Investig Magn Reson Imaging.  2016 Dec;20(4):264-268. 10.13104/imri.2016.20.4.264.

Benign Fibrous Histiocytoma with Cystic Change of the Femur: a Case Report

Affiliations
  • 1Department of Radiology, Konkuk University Medical Center, Konkuk University School of Medicine, Seoul, Korea. sgsgmoon@gmail.com

Abstract

Benign fibrous histiocytoma (BFH) is a rare benign primary skeletal tumor that occurs commonly in the long bones, spine and pelvis. BFH constitutes a diagnostic challenge because it shares clinical background, radiological characteristics, and histological features with other fibrous lesions such as non-ossifying fibroma, giant cell tumor. We present a case of BFH with cystic change that occurred in the distal femur. We did not identify any case of BFH with cystic change involving the majority of the lesion that occurred in the metaepiphysis of the long bone.

Keyword

Benign fibrous histiocytoma; Femur; Hemorrhage; Primary bone tumor

MeSH Terms

Femur*
Fibroma
Giant Cell Tumors
Hemorrhage
Histiocytoma, Benign Fibrous*
Pelvis
Spine

Figure

  • Fig. 1 Plain radiograph demonstrated an eccentrically located, and radiolucent lesion in the metaepiphysis of the distal femur. The lateral cortex was thinned and expansile. The osteolytic lesion had a partially marginal sclerosis along the medial border without intralesional matrix mineralization.

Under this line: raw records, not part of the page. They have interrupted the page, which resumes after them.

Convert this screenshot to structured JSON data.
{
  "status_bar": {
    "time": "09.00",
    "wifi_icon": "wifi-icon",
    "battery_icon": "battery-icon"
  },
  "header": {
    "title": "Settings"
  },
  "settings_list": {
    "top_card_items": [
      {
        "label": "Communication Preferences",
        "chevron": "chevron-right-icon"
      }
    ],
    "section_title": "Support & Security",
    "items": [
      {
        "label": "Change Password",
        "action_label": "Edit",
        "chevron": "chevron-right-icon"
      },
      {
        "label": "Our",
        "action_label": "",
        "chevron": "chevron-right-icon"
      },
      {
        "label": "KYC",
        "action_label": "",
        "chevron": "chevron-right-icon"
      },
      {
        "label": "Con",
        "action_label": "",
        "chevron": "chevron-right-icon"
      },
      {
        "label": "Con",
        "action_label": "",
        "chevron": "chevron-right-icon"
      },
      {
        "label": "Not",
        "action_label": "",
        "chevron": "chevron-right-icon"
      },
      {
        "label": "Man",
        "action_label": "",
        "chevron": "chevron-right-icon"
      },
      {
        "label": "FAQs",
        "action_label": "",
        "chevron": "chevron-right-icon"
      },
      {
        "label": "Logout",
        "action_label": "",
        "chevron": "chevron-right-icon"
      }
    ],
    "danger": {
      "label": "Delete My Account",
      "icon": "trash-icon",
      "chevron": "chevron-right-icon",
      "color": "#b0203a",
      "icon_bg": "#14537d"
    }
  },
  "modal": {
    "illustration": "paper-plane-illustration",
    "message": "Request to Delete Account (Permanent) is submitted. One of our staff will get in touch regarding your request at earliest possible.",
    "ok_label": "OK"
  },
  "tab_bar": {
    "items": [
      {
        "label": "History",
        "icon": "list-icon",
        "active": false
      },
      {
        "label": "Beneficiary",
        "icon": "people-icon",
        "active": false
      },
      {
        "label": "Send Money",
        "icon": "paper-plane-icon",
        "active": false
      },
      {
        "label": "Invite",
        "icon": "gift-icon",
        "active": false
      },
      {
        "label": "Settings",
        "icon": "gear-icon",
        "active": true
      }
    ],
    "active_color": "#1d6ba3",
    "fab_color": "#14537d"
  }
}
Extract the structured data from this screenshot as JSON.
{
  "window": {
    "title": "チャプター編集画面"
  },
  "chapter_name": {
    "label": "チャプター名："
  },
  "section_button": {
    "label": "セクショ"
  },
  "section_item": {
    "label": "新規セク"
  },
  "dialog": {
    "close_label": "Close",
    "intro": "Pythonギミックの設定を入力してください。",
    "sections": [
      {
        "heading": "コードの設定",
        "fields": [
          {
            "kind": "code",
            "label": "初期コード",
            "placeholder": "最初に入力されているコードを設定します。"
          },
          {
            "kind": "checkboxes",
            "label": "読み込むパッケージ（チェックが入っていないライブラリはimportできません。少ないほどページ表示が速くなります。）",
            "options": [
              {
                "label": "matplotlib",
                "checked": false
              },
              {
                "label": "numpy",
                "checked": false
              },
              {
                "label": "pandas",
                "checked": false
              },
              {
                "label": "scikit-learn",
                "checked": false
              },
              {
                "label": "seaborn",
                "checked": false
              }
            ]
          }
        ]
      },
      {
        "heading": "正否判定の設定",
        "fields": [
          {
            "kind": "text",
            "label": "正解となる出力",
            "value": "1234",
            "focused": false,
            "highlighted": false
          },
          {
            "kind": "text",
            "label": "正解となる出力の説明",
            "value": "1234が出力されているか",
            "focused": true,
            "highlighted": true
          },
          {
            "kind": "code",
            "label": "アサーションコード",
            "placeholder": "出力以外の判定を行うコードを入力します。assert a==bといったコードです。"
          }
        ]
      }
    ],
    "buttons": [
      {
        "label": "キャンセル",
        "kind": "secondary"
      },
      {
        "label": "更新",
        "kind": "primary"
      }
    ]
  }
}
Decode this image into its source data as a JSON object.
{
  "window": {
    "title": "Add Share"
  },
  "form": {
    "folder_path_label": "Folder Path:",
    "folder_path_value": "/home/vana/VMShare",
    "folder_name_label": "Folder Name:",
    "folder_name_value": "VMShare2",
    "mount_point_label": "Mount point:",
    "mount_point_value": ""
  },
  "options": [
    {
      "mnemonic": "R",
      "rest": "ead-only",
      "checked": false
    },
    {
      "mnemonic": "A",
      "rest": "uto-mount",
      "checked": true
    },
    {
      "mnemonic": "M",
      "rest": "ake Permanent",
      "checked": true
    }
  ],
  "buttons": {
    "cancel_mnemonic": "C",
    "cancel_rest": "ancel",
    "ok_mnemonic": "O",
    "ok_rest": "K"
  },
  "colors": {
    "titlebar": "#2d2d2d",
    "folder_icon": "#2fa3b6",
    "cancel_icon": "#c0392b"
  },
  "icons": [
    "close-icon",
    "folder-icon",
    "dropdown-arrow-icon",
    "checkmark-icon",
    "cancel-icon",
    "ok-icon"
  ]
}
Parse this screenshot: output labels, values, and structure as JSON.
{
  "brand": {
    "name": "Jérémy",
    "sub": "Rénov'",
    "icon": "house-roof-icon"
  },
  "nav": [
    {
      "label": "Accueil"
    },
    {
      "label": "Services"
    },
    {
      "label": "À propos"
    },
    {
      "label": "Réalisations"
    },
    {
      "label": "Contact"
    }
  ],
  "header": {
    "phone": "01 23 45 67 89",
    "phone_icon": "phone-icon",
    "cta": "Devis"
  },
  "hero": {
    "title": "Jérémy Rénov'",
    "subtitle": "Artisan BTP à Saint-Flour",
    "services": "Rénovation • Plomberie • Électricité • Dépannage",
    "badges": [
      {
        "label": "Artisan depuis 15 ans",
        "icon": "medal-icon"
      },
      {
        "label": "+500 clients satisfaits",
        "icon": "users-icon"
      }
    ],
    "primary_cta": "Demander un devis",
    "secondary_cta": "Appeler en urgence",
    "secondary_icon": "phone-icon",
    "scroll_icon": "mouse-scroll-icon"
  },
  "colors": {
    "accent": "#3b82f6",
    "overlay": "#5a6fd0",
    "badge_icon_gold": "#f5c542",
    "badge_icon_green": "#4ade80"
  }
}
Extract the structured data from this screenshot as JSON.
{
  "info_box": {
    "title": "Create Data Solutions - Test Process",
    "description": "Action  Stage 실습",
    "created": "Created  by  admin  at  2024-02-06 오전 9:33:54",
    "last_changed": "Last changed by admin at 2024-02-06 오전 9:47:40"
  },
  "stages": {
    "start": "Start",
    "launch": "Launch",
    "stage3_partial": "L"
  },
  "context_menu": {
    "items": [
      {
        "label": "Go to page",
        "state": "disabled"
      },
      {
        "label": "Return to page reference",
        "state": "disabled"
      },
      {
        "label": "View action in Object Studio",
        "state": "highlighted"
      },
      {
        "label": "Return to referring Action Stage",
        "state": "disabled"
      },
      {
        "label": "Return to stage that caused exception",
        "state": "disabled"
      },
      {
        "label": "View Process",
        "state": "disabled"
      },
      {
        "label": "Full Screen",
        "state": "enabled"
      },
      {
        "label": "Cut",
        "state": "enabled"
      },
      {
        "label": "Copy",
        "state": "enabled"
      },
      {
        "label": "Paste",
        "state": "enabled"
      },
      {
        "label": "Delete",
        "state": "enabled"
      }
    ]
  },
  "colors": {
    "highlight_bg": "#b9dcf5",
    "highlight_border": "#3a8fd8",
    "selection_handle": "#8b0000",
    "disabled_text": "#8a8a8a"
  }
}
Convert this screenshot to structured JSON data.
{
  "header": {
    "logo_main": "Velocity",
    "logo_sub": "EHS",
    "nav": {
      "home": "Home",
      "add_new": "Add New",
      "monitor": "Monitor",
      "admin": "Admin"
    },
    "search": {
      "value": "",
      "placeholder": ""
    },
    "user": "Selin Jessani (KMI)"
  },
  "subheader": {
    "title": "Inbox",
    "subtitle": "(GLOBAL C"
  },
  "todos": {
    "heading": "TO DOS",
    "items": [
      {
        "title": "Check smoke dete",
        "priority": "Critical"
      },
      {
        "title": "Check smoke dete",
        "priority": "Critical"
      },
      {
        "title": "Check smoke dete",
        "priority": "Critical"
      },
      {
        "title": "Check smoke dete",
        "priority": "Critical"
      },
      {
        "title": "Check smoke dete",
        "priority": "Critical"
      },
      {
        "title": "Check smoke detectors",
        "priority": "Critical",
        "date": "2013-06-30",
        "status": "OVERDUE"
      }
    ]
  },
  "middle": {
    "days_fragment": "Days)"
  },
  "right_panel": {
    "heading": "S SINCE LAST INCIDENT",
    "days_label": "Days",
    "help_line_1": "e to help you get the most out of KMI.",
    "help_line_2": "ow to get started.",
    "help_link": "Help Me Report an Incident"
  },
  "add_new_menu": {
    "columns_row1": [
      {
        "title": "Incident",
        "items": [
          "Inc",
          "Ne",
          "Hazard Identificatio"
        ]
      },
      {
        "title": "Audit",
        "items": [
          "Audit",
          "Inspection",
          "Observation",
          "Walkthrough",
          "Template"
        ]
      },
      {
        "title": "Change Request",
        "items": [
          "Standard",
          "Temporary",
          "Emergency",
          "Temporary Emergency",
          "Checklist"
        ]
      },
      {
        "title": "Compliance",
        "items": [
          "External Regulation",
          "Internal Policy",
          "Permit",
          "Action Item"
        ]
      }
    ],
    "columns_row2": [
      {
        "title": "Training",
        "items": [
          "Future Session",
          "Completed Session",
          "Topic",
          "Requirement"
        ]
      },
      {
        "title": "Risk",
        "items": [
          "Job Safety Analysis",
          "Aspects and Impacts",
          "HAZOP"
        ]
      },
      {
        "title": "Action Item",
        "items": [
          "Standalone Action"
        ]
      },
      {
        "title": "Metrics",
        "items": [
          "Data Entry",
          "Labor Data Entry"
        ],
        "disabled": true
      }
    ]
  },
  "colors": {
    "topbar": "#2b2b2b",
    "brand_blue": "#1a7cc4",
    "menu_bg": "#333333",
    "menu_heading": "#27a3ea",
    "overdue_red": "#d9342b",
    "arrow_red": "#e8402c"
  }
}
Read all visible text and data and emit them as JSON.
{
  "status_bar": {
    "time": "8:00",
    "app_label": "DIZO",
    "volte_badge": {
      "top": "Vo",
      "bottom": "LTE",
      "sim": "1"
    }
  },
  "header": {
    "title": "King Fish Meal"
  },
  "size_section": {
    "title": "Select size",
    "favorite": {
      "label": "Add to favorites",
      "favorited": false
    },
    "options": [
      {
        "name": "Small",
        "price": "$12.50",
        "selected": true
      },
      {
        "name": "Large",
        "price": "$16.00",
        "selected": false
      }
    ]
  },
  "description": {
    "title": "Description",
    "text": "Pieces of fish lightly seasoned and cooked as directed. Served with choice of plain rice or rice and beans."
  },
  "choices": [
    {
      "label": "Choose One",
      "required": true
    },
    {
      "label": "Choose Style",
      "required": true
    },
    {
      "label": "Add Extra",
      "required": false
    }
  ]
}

  • Fig. 2 Magnetic resonance imaging of BFH of the distal femur. (a) Coronal proton density-weighted image with fat suppression demonstrated an expansile heterogeneous mass in lateral aspect of the metaphysis of the distal femur extending to the epiphysis. The majority of the mass consists of intermediate hyperintense lesion with curvilinear, hyperintense component superiorly. (b) On T1-weighted coronal image, the majority of the mass appeared hyperintense, but the curvilinear part revealed hypointense superiorly. (c) On postcontrast image, the superior part of the mass showed strong enhancement meaning solid component, and the majority part of the mass showed no enhancement suggesting hemorrhagic component.

  • Fig. 3 Bone scan showed an intense radiotracer uptake in left distal femur.

  • Fig. 4 Surgical specimens revealed several fragments of gray-brown-colored, irregular solid components with overt hemorrhage occupying the majority of the mass.